Become a Leader



This story was written by Lauren Hislop. Leonie and Lauren graduated from the Newcastle program and met to chat about the course and put this story together.

Leonie standing with her certificate and Minister Ajaka

Leonie’s experience in the leadership program was a positive one. She wanted to convey her perspective as a person with a hearing disability.

Leonie learnt a great deal in the course. She learnt about different cultures and people and herself. Leonie explained, "I was very interested in the people that I was working with in the course...I’ve learnt something from every single person...and that was a really good opportunity to learn for the future. I know more about people and their differences." She said that although her hearing disability made communication somewhat challenging in the course, she still encouraged people to communicate with her. This was one of her differences that she wanted other people to learn about.

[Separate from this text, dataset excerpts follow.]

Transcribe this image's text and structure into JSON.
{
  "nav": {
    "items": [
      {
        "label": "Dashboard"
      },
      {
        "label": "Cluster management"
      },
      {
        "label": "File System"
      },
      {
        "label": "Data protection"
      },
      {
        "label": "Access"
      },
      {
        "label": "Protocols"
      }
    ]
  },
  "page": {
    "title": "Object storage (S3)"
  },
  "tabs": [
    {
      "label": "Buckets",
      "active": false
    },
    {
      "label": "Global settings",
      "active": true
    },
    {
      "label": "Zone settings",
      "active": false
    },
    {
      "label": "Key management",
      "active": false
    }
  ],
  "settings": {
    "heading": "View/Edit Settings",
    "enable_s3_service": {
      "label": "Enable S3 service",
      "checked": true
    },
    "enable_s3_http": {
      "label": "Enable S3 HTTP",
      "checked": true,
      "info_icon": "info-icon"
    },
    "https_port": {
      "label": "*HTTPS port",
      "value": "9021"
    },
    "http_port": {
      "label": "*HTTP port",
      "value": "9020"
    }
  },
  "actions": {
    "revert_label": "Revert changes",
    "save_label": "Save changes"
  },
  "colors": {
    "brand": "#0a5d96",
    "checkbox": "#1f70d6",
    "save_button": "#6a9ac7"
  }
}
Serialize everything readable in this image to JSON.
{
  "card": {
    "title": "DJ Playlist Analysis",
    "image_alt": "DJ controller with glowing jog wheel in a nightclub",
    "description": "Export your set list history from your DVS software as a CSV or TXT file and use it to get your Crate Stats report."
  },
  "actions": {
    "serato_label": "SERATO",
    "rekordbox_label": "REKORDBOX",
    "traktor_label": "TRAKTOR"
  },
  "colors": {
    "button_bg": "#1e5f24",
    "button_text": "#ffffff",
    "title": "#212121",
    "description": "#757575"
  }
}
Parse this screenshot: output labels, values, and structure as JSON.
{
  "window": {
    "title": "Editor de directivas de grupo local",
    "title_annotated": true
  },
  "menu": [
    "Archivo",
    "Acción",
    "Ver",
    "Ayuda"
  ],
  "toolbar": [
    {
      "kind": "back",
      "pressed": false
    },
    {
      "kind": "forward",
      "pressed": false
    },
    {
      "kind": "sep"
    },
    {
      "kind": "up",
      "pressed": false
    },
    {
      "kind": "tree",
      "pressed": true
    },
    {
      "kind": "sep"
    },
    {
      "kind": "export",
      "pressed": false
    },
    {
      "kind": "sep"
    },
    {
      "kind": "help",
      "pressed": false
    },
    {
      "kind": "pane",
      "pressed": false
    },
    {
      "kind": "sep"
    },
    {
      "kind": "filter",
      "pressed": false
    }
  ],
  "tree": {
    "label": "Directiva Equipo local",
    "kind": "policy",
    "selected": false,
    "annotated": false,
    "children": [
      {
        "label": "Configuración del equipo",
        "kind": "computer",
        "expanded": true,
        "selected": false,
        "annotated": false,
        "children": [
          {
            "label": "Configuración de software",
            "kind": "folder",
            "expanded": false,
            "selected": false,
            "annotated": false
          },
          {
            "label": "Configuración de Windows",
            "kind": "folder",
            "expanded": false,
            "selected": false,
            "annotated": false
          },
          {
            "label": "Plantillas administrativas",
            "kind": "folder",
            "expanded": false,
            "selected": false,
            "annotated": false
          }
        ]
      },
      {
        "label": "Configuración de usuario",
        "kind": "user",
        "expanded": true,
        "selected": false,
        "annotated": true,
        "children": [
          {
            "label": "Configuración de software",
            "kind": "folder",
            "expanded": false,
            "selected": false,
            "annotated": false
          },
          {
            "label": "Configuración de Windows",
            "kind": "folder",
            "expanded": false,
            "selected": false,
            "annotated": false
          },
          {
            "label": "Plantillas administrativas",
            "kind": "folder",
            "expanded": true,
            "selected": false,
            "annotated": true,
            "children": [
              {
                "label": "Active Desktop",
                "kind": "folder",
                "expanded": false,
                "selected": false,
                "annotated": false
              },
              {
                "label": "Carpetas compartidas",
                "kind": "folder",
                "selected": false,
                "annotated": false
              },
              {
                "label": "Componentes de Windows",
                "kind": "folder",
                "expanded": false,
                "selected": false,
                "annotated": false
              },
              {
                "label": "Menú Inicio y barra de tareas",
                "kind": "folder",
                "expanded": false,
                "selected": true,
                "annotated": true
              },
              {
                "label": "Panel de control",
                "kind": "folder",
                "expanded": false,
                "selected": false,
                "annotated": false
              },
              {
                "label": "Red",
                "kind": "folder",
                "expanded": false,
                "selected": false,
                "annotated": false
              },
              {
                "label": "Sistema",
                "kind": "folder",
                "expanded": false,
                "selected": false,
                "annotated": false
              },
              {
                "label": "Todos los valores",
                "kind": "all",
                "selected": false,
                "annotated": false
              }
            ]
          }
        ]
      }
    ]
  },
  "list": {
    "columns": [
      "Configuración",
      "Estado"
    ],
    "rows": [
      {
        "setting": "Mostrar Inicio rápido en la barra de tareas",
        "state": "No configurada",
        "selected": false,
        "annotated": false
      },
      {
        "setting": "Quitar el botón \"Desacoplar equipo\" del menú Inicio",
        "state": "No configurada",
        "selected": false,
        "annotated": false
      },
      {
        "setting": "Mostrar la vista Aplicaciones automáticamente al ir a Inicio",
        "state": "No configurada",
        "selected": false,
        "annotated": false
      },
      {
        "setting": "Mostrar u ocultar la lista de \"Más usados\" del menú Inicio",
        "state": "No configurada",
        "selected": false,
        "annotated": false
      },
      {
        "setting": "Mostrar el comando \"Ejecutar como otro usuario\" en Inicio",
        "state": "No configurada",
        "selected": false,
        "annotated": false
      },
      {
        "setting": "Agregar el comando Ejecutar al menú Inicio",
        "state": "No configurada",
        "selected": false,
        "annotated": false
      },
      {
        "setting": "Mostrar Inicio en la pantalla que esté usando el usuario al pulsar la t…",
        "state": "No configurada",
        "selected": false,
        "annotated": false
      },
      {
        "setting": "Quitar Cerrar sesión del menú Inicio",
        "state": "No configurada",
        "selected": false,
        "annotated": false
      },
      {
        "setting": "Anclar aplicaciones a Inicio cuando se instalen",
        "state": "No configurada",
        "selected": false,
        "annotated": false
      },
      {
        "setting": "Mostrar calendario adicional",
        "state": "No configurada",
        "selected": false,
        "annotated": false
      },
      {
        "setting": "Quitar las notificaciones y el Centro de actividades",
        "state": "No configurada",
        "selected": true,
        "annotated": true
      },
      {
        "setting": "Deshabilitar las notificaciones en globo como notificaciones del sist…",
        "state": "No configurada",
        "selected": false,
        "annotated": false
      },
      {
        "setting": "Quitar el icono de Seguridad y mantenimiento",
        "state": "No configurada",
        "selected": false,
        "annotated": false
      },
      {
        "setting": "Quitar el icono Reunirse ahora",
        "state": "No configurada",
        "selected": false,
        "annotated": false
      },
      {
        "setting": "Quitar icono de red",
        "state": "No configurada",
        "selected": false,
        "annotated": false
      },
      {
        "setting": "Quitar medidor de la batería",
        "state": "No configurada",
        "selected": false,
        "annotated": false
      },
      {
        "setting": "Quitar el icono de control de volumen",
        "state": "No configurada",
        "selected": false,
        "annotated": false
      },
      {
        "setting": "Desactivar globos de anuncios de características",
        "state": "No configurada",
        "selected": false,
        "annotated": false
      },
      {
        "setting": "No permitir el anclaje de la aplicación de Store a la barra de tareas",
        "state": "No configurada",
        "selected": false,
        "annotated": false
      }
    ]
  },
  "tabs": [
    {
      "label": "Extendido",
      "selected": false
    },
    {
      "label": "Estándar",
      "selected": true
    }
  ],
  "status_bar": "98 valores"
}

Leonie speaking in Auslan to the audienceLeonie was thankful to have interpreters, however she still occasionally struggled to keep up. The language in the course was sometimes difficult to translate and there were times when people were reading and listening at the same time which she was unable to do. Leonie learnt to adapt to this new environment by requesting the information ahead of time and keeping a dictionary with her. She also learnt to speak up when discussion was moving too quickly for her interpreters. This was a learning curve for everybody and really demonstrated to Leonie the importance of deaf people being involved in courses like this and in the community at large.

She felt that the learning she received in the course supported her to take on leadership roles in other areas of her life. Prior to the course she was unsure how to connect with the deaf community but now she is building connections in leaps and bounds. She has seized a number of opportunities including; becoming a deaf liaison officer and undertaking a peer mentoring course with Community Disability Alliance Hunter (CDAH). Leonie said that when she was more confident in the peer mentoring course as a result of completing the leadership program, "I had the confidence to put my hand up and talk about things. So that’s been really good. I realized I can and do understand things and that I can make change and try new ways of doing things."

a group shot of all the Newcastle leadersLeonie taught other participants that there was a deaf community and that people with hearing disabilities have a different way of communicating. She learned how to encourage people to communicate with her. "One person found it really hard to communicate with me and then that communication started to blossom and now we have a good connection and we email each other. It was worth getting through that block."

Leonie found group work challenging at times. However after the course Leonie felt more confident in this setting. One group member who understood her explained to the other members what she was saying. Leonie said that they had "a communication collaboration. We were explaining each other to everybody else. It worked."